Specifically, the SII indicated that income from dividends or capital gains on the purchase and sale of shares or corporate rights should be considered as non-taxed operations for the calculation of the restitution. The predominant criterion was that said income was excluded from the calculation because it corresponded to profits coming, directly or indirectly, from the activity of third parties.
Although the literality of article 27bis of the VAT Law could protect the new SII standard, this new criterion clearly violates the meaning and scope of the VAT refund obligation. This is a formalist, extensive and incorrect interpretation of the norm. However, given the difficulty and risks of challenging the interpretation of the SII, it is preferable for affected taxpayers to take preventive actions.

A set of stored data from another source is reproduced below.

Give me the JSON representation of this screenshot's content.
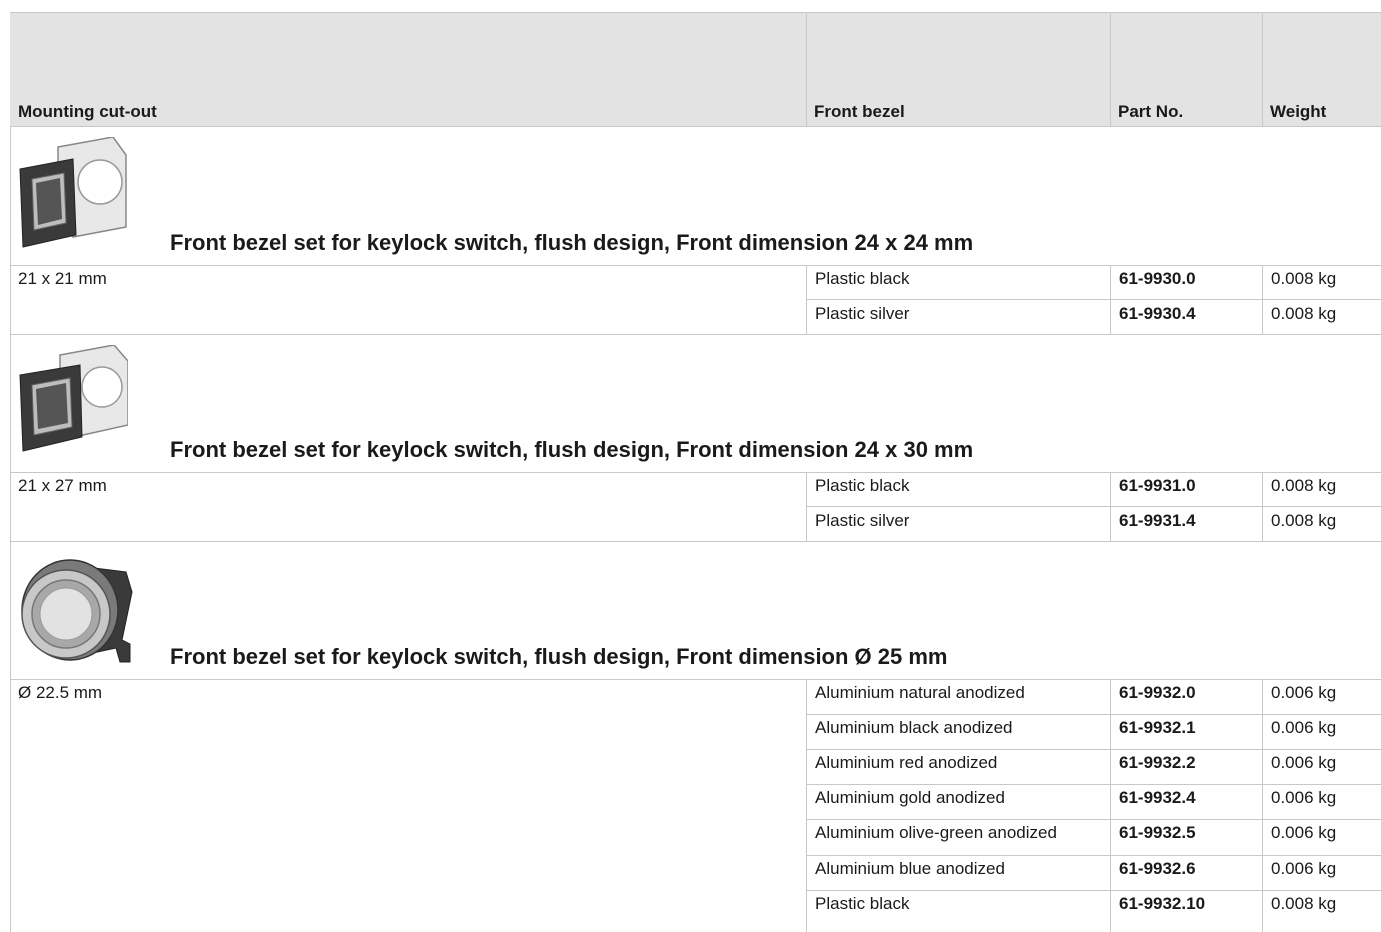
{
  "headers": {
    "cutout": "Mounting cut-out",
    "bezel": "Front bezel",
    "part": "Part No.",
    "weight": "Weight"
  },
  "groups": [
    {
      "title": "Front bezel set for keylock switch, flush design, Front dimension 24 x 24 mm",
      "icon": "square-bezel-icon",
      "cutout": "21 x 21 mm",
      "rows": [
        {
          "bezel": "Plastic black",
          "part": "61-9930.0",
          "weight": "0.008 kg"
        },
        {
          "bezel": "Plastic silver",
          "part": "61-9930.4",
          "weight": "0.008 kg"
        }
      ]
    },
    {
      "title": "Front bezel set for keylock switch, flush design, Front dimension 24 x 30 mm",
      "icon": "rectangular-bezel-icon",
      "cutout": "21 x 27 mm",
      "rows": [
        {
          "bezel": "Plastic black",
          "part": "61-9931.0",
          "weight": "0.008 kg"
        },
        {
          "bezel": "Plastic silver",
          "part": "61-9931.4",
          "weight": "0.008 kg"
        }
      ]
    },
    {
      "title": "Front bezel set for keylock switch, flush design, Front dimension Ø 25 mm",
      "icon": "round-bezel-icon",
      "cutout": "Ø 22.5 mm",
      "rows": [
        {
          "bezel": "Aluminium natural anodized",
          "part": "61-9932.0",
          "weight": "0.006 kg"
        },
        {
          "bezel": "Aluminium black anodized",
          "part": "61-9932.1",
          "weight": "0.006 kg"
        },
        {
          "bezel": "Aluminium red anodized",
          "part": "61-9932.2",
          "weight": "0.006 kg"
        },
        {
          "bezel": "Aluminium gold anodized",
          "part": "61-9932.4",
          "weight": "0.006 kg"
        },
        {
          "bezel": "Aluminium olive-green anodized",
          "part": "61-9932.5",
          "weight": "0.006 kg"
        },
        {
          "bezel": "Aluminium blue anodized",
          "part": "61-9932.6",
          "weight": "0.006 kg"
        },
        {
          "bezel": "Plastic black",
          "part": "61-9932.10",
          "weight": "0.008 kg"
        }
      ]
    }
  ]
}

In particular, we recommend analyzing with your advisors the feasibility of carrying out restructurings to align the ownership of the assets benefited from tax credit refunds of article 27bis with their income subject to VAT, and avoid mixing them with untaxed income, unrelated to the operation of the assets. same assets.
Unfortunately, the SII favored a collection interpretation over a legal interpretation, forcing taxpayers to incur restructuring costs to avoid a false application of the restitution rule.
All taxpayers who have requested VAT refunds for the acquisition of fixed assets (Art. 27bis) or who are planning investments in fixed assets are potentially affected.
The SII established a criterion that is harmful to taxpayers in relation to the calculation of the refund of VAT previously returned for the acquisition of fixed assets (Art. 27bis).
Reorganization that allows the fixed assets that gave rise to VAT refunds of Art. 27 bis to be correctly associated with their income subject to VAT.